Features & Benefits
A variety of boundary conditions is available, e.g. from a simple imposed flux to complex interactions such as mutual radiation and temperature dependent contact conditions. The thermal contact algorithms take the deformation of the mesh, which occurs due to surface ablation, into account.
For post-processing a number of options are available that can list and display temperatures, conductive flux, gas mass flux and applied flux on whole or part of the structure. Furthermore specialized commands exist to calculate the thermal balance on part of the structure. Also the mass and volume loss can be calculated, and with the help of a “thermocouple” the temperature (pressure and density) of a fixed point in a deforming mesh, can be measured.

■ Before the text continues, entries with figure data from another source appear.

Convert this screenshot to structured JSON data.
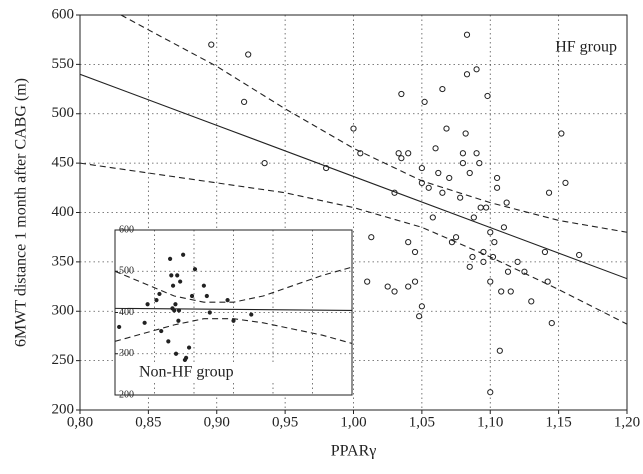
{
  "chart_data": [
    {
      "type": "scatter",
      "x_label": "PPARγ",
      "y_label": "6MWT distance 1 month after CABG (m)",
      "annotation": "HF group",
      "xlim": [
        0.8,
        1.2
      ],
      "ylim": [
        200,
        600
      ],
      "xticks": [
        {
          "value": 0.8,
          "label": "0,80"
        },
        {
          "value": 0.85,
          "label": "0,85"
        },
        {
          "value": 0.9,
          "label": "0,90"
        },
        {
          "value": 0.95,
          "label": "0,95"
        },
        {
          "value": 1.0,
          "label": "1,00"
        },
        {
          "value": 1.05,
          "label": "1,05"
        },
        {
          "value": 1.1,
          "label": "1,10"
        },
        {
          "value": 1.15,
          "label": "1,15"
        },
        {
          "value": 1.2,
          "label": "1,20"
        }
      ],
      "yticks": [
        200,
        250,
        300,
        350,
        400,
        450,
        500,
        550,
        600
      ],
      "grid": true,
      "series": [
        {
          "style": "open-circle",
          "color": "#222",
          "x": [
            0.896,
            0.923,
            0.92,
            0.935,
            0.98,
            1.0,
            1.005,
            1.01,
            1.013,
            1.025,
            1.03,
            1.03,
            1.033,
            1.035,
            1.035,
            1.04,
            1.04,
            1.04,
            1.045,
            1.045,
            1.048,
            1.05,
            1.05,
            1.05,
            1.052,
            1.055,
            1.058,
            1.06,
            1.062,
            1.065,
            1.065,
            1.068,
            1.07,
            1.072,
            1.075,
            1.078,
            1.08,
            1.08,
            1.082,
            1.083,
            1.083,
            1.085,
            1.085,
            1.087,
            1.088,
            1.09,
            1.09,
            1.092,
            1.093,
            1.095,
            1.095,
            1.097,
            1.098,
            1.1,
            1.1,
            1.1,
            1.102,
            1.103,
            1.105,
            1.105,
            1.107,
            1.108,
            1.11,
            1.112,
            1.113,
            1.115,
            1.12,
            1.125,
            1.13,
            1.14,
            1.142,
            1.143,
            1.145,
            1.152,
            1.155,
            1.165
          ],
          "values": [
            570,
            560,
            512,
            450,
            445,
            485,
            460,
            330,
            375,
            325,
            320,
            420,
            460,
            520,
            455,
            460,
            370,
            325,
            360,
            330,
            295,
            305,
            430,
            445,
            512,
            425,
            395,
            465,
            440,
            525,
            420,
            485,
            435,
            370,
            375,
            415,
            460,
            450,
            480,
            580,
            540,
            440,
            345,
            355,
            395,
            545,
            460,
            450,
            405,
            360,
            350,
            405,
            518,
            380,
            330,
            218,
            355,
            370,
            425,
            435,
            260,
            320,
            385,
            410,
            340,
            320,
            350,
            340,
            310,
            360,
            330,
            420,
            288,
            480,
            430,
            357
          ]
        },
        {
          "style": "solid",
          "color": "#222",
          "x": [
            0.8,
            1.2
          ],
          "values": [
            540,
            333
          ]
        },
        {
          "style": "dashed",
          "color": "#222",
          "x": [
            0.83,
            0.85,
            0.9,
            0.95,
            1.0,
            1.05,
            1.1,
            1.15,
            1.2
          ],
          "values": [
            600,
            585,
            548,
            505,
            465,
            432,
            410,
            392,
            380
          ]
        },
        {
          "style": "dashed",
          "color": "#222",
          "x": [
            0.8,
            0.85,
            0.9,
            0.95,
            1.0,
            1.05,
            1.1,
            1.15,
            1.2
          ],
          "values": [
            450,
            440,
            430,
            420,
            405,
            385,
            355,
            322,
            287
          ]
        }
      ]
    },
    {
      "type": "scatter",
      "annotation": "Non-HF group",
      "xlim": [
        0.8,
        1.2
      ],
      "ylim": [
        200,
        600
      ],
      "yticks": [
        200,
        300,
        400,
        500,
        600
      ],
      "grid": true,
      "series": [
        {
          "style": "dot",
          "color": "#222",
          "x": [
            0.807,
            0.845,
            0.85,
            0.855,
            0.87,
            0.875,
            0.878,
            0.89,
            0.893,
            0.895,
            0.897,
            0.898,
            0.9,
            0.902,
            0.903,
            0.905,
            0.907,
            0.908,
            0.91,
            0.912,
            0.915,
            0.918,
            0.92,
            0.925,
            0.93,
            0.935,
            0.94,
            0.95,
            0.955,
            0.96,
            1.0,
            1.03,
            0.99
          ],
          "values": [
            365,
            255,
            375,
            420,
            430,
            445,
            355,
            330,
            530,
            490,
            410,
            465,
            405,
            420,
            300,
            490,
            380,
            405,
            475,
            240,
            540,
            285,
            290,
            315,
            440,
            505,
            270,
            465,
            440,
            400,
            380,
            395,
            430
          ]
        },
        {
          "style": "solid",
          "color": "#222",
          "x": [
            0.8,
            1.2
          ],
          "values": [
            410,
            405
          ]
        },
        {
          "style": "dashed",
          "color": "#222",
          "x": [
            0.8,
            0.85,
            0.9,
            0.95,
            1.0,
            1.05,
            1.1,
            1.15,
            1.2
          ],
          "values": [
            500,
            470,
            440,
            425,
            425,
            440,
            465,
            490,
            510
          ]
        },
        {
          "style": "dashed",
          "color": "#222",
          "x": [
            0.8,
            0.85,
            0.9,
            0.95,
            1.0,
            1.05,
            1.1,
            1.15,
            1.2
          ],
          "values": [
            330,
            350,
            370,
            385,
            385,
            375,
            360,
            345,
            325
          ]
        }
      ]
    }
  ]
}
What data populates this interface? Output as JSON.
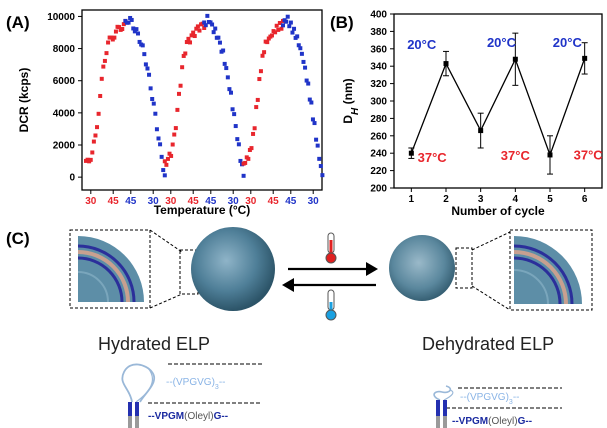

Finally, SAMCEF Ablation provides the mechanical problem (SAMCEF Linear and SAMCEF Mecano) with the appropriate temperature distribution for a thermo-mechanical analysis. The meshes used in the axisymmetric thermal and the axissymmetric/3D mechanical analyses do not have to be identical, and the temperature field can be interpolated between meshes.
SAMCEF Ablation takes into account heat transfer due to conduction, convection and radiation for 3D/2D/axi-symmetric structures, while at the same time modeling material charring and surface ablation. A transient analysis can be performed using either fixed or automatic time stepping. The element library consists of elements that model conduction, gas diffusion and charring. For the charring of the material, models of increasing complexity can be used, starting with a single Arrhénius law and ending with a user defined multi-species law. All the material properties can depend (non-linearly) on temperature, pressure and density (charring), while in addition the conductivity can be orthotropic.